When it comes to Airbus, we are not that much affected. There is still a strong demand from customers worldwide for our products. The demand for single-aisle aircraft remains strong, and there is pressure on the wide-bodies. We see that it's a more difficult business, given a number of situations including the trade conflict. We are advocating for open trade and open business. It's important for the aviation industry. We are hopeful that wisdom will prevail and the parties will find a solution.
Some say innovation in aircraft manufacturing has slowed because of reduced competition and major industry players are focusing more on financial stability and performance. What's your opinion?
The reason why there are only two players left is because it's a high-risk industry, where you have to invest tens of billions of dollars to create a new plane. With a lot of new technologies, when going from one generation to another, it's not just betting on one new technology, but on many, many new technologies at the same time. Now, plane architecture is more standardized. Maybe we have stabilized a quite competitive architecture, but I believe we are entering a new phase with three main evolutions: production systems in aviation, digitalization, and a new propulsion system to decarbonize.
It's likely that the planes of the 2030s and the 2040s will look different from the planes of today, which means we will be innovating a lot, but still with huge investment tickets. Therefore, due to the size of the investment and the large number of technologies we need to master, I don't see a lot of new players coming. Maybe one from China.
Two 737 Max accidents made aviation safety issues a hot topic. What do you think about the balance between risk and innovation, and safety and efficiency?
Despite big growth in air transport, we have seen a big decrease in the number of accidents and safety today is impressive. Maybe on the more human side, we have to be humble when it comes to safety. I have been paying a lot of attention to technologies, processes, quality and human factors. And on all of these matters and topics, it's all about learning, anticipating and staying humble. Problems can happen and we have to stay on top of them.
Was there any impact on Airbus after the grounding of the Boeing 737 MAX aircraft?
There is not much impact in the short term. For single-aisle aircraft, we have a backlog of around 6,000 planes and are fully booked till 2024. So, there is no short-term impact on the commercial side for Airbus.
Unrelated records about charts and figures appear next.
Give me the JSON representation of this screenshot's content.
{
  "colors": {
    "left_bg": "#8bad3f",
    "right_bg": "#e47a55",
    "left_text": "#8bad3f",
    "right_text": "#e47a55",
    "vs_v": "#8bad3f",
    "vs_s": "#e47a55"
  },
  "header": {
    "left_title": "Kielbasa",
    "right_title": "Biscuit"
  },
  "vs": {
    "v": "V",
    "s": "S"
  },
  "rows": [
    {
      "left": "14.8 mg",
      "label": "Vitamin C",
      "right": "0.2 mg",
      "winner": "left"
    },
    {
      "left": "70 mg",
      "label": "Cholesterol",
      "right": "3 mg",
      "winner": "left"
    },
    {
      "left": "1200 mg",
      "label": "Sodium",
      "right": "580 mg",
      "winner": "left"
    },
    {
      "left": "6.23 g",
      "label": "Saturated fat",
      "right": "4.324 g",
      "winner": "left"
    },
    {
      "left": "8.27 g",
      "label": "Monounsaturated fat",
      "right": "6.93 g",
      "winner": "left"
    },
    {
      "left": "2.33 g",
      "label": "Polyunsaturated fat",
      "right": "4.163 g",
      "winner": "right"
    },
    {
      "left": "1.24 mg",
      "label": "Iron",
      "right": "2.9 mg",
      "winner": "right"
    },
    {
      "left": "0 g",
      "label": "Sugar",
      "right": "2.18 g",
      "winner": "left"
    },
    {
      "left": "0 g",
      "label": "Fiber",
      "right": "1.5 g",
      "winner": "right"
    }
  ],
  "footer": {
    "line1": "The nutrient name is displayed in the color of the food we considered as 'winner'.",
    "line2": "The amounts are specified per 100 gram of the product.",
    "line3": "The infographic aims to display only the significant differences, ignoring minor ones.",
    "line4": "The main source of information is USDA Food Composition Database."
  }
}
In fact, it's more the opposite. We see more challenges and pressure coming from the market on Airbus to deliver its planes on time. There is a rising legitimate concern from the public on safety. There are some challenges for the certification authorities in working together, which we hope will be resolved. Airbus will keep doing the right things, which we think we have to do and we don't see much impact. At least, there is no positive impact for us.
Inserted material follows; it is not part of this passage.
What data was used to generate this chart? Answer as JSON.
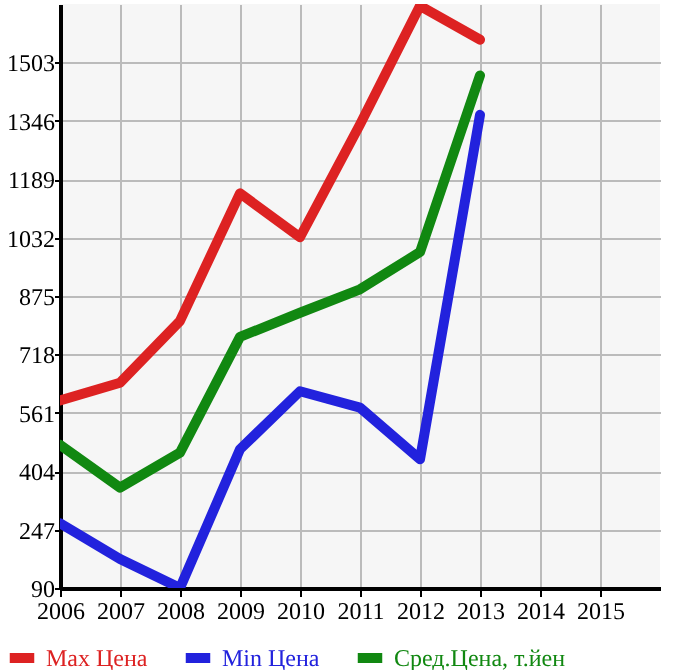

The US has imposed higher tariffs on imports from the EU. Does this affect your company and will it hamper Airbus' cooperation with China?
The tariffs already apply to European goods, including Airbus planes going from Europe to the US, with a 10-percent tariff. Those tariffs are import duties, so they are paid by our customers. Indeed, it has an impact on our customers, and on our relationship with our customers. We think the impact is negative, but it's negative as well for the US industry, as we are sourcing a lot in the US. The US industry needs Airbus planes to fuel growth. So it's a lose-lose case, and we support a resolution between the EU and the US.
We also see that there are growing tariffs between the US and China. The US is playing tariff games, which in my view are dangerous, including for the US. But it has no impact on the relationship between Europe and China or even between Airbus and China. We see there is a strong relationship, a strong willingness to cooperate, to advocate multilateralism and openness between China and France. We think this is a positive way forward. Aviation goes with open markets, open trade, openness in general.